The goals here are to improve consistency, readability, and intuition
about the library. Of course, there are some downsides:
* There's a slight performance advantage (not benchmarked recently
unfortunately) to `foo $$ bar` versus `runConduit $ foo =$= bar`,
since the former combines both sets of actions into one. We may be
able to gain some of this back with GHC rewrite rules, but my
experience with rewrite rules in conduit has been less than
reliable.
* Inertia: there's a lot of code and material out there using the
current set of operators. While we don't need to ever remove (or
even deprecate) the current operators, having two ways of writing
conduit code in the wild can be confusing.
* Conflicting operator: doing a
[quick Hoogle search](https://www.stackage.org/lts-7.0/hoogle?q=.%7C)

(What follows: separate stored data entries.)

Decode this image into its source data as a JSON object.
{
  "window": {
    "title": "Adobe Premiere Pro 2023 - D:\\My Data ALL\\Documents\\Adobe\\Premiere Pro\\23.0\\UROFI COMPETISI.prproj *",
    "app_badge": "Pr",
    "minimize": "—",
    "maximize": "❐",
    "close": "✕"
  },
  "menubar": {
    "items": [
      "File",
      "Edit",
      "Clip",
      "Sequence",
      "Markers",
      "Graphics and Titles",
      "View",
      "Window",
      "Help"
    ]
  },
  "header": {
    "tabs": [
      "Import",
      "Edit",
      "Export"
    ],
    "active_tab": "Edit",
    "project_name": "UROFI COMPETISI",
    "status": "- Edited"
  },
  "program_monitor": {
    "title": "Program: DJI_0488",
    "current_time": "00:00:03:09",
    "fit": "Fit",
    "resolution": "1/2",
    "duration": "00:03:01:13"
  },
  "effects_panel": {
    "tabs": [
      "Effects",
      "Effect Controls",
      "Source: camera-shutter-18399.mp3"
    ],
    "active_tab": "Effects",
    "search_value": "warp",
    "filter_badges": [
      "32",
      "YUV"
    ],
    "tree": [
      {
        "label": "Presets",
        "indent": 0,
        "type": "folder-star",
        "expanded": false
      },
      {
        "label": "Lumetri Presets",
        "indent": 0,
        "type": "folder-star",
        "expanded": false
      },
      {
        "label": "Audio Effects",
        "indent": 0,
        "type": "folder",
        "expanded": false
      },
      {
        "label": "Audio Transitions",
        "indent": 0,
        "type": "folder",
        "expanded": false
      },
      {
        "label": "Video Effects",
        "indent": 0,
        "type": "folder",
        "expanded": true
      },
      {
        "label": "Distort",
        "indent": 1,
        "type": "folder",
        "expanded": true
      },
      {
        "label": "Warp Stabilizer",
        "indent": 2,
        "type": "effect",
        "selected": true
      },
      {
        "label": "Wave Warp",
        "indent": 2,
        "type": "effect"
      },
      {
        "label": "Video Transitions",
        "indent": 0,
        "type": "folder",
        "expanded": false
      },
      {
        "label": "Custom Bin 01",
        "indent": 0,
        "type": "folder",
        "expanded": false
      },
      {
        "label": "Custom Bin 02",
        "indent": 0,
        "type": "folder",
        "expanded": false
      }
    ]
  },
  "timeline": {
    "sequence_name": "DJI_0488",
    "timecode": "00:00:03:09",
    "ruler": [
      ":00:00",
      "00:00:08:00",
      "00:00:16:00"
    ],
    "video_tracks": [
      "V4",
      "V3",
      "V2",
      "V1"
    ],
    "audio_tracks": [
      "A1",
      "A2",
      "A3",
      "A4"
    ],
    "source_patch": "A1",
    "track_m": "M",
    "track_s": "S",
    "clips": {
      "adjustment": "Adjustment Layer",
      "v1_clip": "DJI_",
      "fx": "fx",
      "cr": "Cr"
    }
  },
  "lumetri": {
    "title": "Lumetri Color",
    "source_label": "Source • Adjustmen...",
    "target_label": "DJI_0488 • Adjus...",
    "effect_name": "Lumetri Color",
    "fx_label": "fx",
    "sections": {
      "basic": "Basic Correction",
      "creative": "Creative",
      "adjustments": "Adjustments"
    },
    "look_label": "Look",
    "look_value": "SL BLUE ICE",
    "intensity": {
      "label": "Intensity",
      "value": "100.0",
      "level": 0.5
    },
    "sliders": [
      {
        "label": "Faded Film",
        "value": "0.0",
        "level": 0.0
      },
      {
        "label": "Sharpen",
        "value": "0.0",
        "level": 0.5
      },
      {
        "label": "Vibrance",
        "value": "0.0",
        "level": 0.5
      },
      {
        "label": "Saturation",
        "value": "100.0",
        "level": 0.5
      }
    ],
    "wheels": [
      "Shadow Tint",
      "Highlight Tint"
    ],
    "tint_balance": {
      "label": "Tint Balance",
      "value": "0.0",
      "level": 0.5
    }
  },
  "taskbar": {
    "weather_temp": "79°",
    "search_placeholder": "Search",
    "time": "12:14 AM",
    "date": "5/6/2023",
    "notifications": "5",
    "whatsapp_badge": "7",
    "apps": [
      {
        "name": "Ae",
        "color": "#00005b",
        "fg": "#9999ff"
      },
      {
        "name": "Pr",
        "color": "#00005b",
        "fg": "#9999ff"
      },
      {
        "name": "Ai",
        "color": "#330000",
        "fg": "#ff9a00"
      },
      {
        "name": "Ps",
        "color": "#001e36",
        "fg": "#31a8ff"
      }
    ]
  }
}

reveals that the parallel package already uses `.|`. We could choose
a different operator instead
([`|.`](https://www.stackage.org/lts-7.0/hoogle?q=%7C.) for instance
seems unclaimed), but generally I get nervous any time I'm defining
new operators.
* For simple cases like `source $$ sink`, code is now quite a few keystrokes
longer: `runConduit $ source .| sink`.
Code wise, this is a trivial change to implement. Updating docs to
follow this new convention wouldn't be too difficult either. The
question is: is this a good idea?